Du côté de la santé, malgré des propositions intéressantes – meilleure reconnaissance les diplômes étrangers, embauche d’infirmières praticiennes, élargissement du rôle des pharmaciens dans l’obtention de médicaments prescrits – absolument rien n’est changé à la structure actuelle. En fait, on veut limiter encore plus le rôle du privé dans la santé. Pourtant, la présence du privé a fait ses preuves en Allemagne et au Québec, avec les chirurgies de la cataracte, de la hanche et du genou, là où les assurances privées sont permises depuis l’arrêté Chaoulli. De son côté, le public cause des rationnements radicaux, des pénuries de médicaments parfois vitaux, une explosion des couts et des dépenses pour les autres médicaments et une répétition constante de l’histoire

Mais comment fera-t-on pour payer pour tout ça? En révisant les paliers d’imposition (sans doute à la hausse), en taxant les biens de luxe (même si ça a montré son échec total dans le passé) et en imposant un impôt des successions progressif. Ce dernier point enorgueillirait Karl Marx; mais plus important encore, il empêcherait la formation de capitaux et favoriserait sa concentration artificielle.

National culturalisme

Par ailleurs, le programme d’un parti séparatiste ne serait pas complet sans une panoplie de mesures pour « sauvegarder » la langue française et la culture québécoise. Et comme les mesures précédentes, celles-ci sont tout aussi à l’encontre des libertés individuelles.

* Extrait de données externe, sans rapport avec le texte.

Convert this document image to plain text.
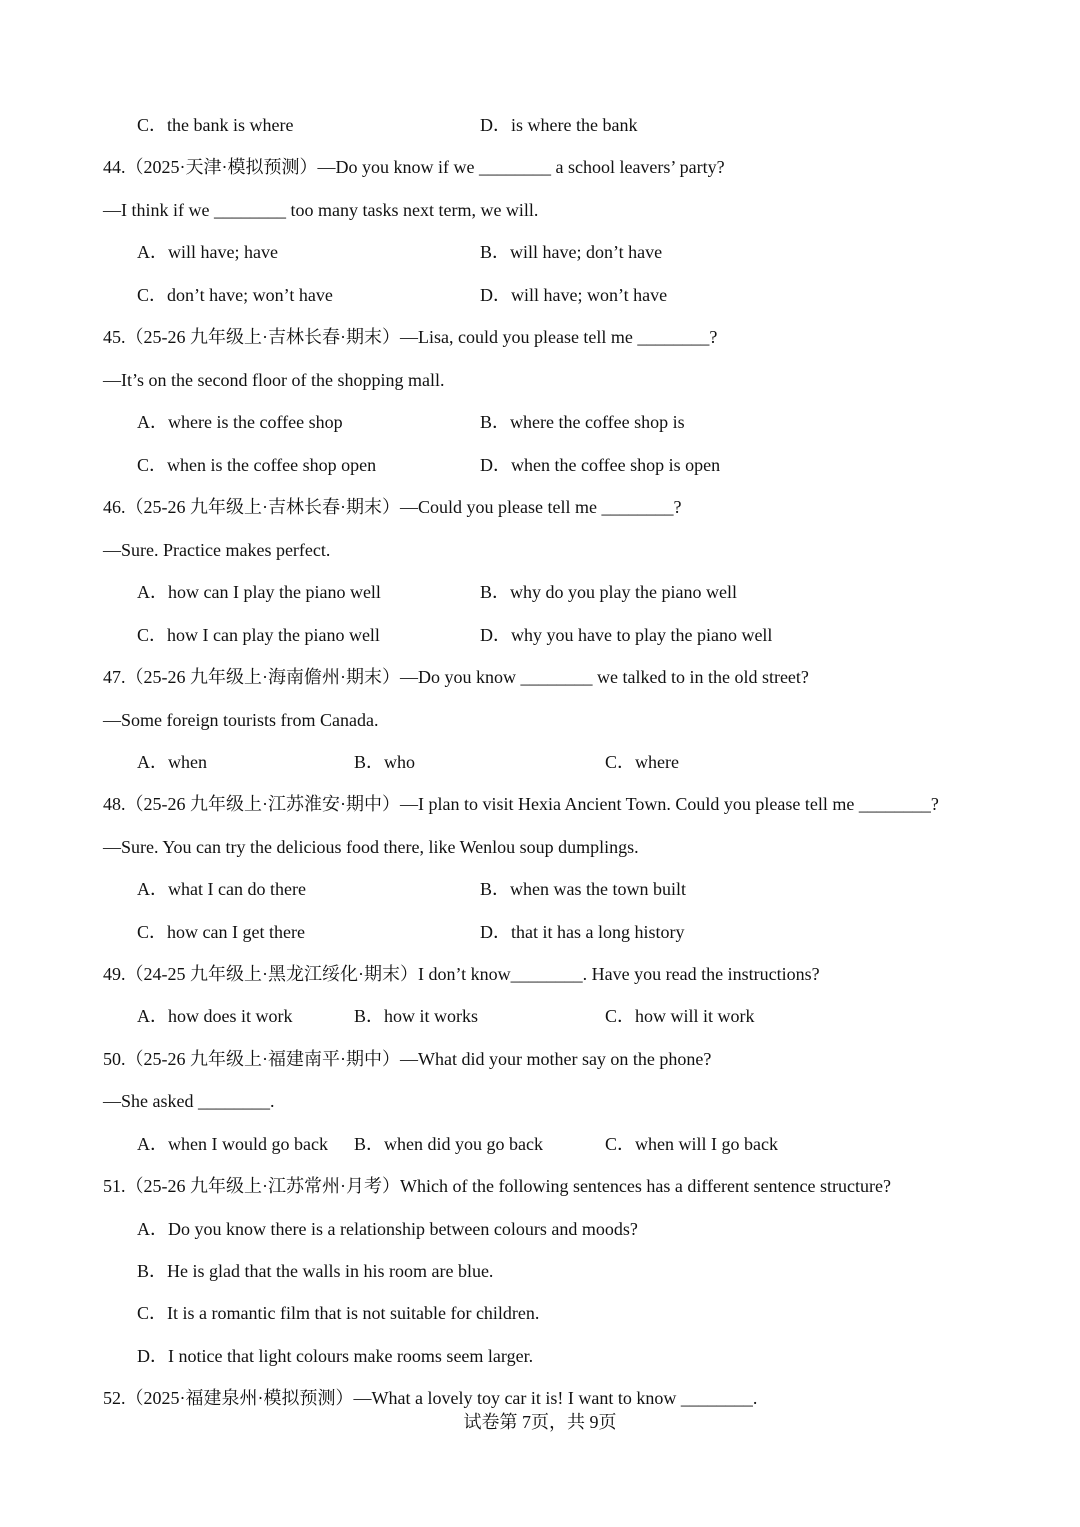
C．the bank is where	D．is where the bank
44.（2025·天津·模拟预测）—Do you know if we ________ a school leavers’ party?
—I think if we ________ too many tasks next term, we will.
A．will have; have	B．will have; don’t have
C．don’t have; won’t have	D．will have; won’t have
45.（25-26 九年级上·吉林长春·期末）—Lisa, could you please tell me ________?
—It’s on the second floor of the shopping mall.
A．where is the coffee shop	B．where the coffee shop is
C．when is the coffee shop open	D．when the coffee shop is open
46.（25-26 九年级上·吉林长春·期末）—Could you please tell me ________?
—Sure. Practice makes perfect.
A．how can I play the piano well	B．why do you play the piano well
C．how I can play the piano well	D．why you have to play the piano well
47.（25-26 九年级上·海南儋州·期末）—Do you know ________ we talked to in the old street?
—Some foreign tourists from Canada.
A．when	B．who	C．where
48.（25-26 九年级上·江苏淮安·期中）—I plan to visit Hexia Ancient Town. Could you please tell me ________?
—Sure. You can try the delicious food there, like Wenlou soup dumplings.
A．what I can do there	B．when was the town built
C．how can I get there	D．that it has a long history
49.（24-25 九年级上·黑龙江绥化·期末）I don’t know________. Have you read the instructions?
A．how does it work	B．how it works	C．how will it work
50.（25-26 九年级上·福建南平·期中）—What did your mother say on the phone?
—She asked ________.
A．when I would go back B．when did you go back	C．when will I go back
51.（25-26 九年级上·江苏常州·月考）Which of the following sentences has a different sentence structure?
A．Do you know there is a relationship between colours and moods?
B．He is glad that the walls in his room are blue.
C．It is a romantic film that is not suitable for children.
D．I notice that light colours make rooms seem larger.
52.（2025·福建泉州·模拟预测）—What a lovely toy car it is! I want to know ________.
试卷第 7页，共 9页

Il y a tout d’abord l’extension de la loi 101 au niveau collégial. Même si je n’étais pas libertarien, je m’opposerait vivement à cette mesure. J’ai fait mon cégep en anglais (Champlain St. Lawrence), et je ne suis pas devenu anglophone pour autant. Mon anglais s’est plus amélioré durant ces trois années que durant 10 années d’école élémentaire qui ont précédé (mon cours d’anglais de secondaire 5 se rapprochait de celui des écoles anglophones). Paradoxalement, ON veut intégrer l’enseignement d’une seconde langue internationale. Allez comprendre…

Il est également proposé d’étendre les exigences en matière de français au travail à toutes les entreprises en sol québécois. Toutefois, si une entreprise transige internationalement, le gouvernement lui donnera généreusement la permission d’avoir une autre langue dans le milieu de travail. En d’autres mots, ce n’est pas assez que le gouvernement contrôle les heures d’ouverture des magasins, le nombre de jours de vacances à accorder, le salaire minimum à offrir, le nombre d’employés qui peuvent travailler les jours fériés ou la langue d’affichage; il faut maintenant qu’il ait un contrôle absolu sur la langue de travail, même dans les PME. Oh, on verra sans doute que les entreprises ont le français comme langue de travail, mais on ne verra pas toutes ces entreprises qui ne se créeront pas à cause de toutes ces restrictions économiques et linguistiques.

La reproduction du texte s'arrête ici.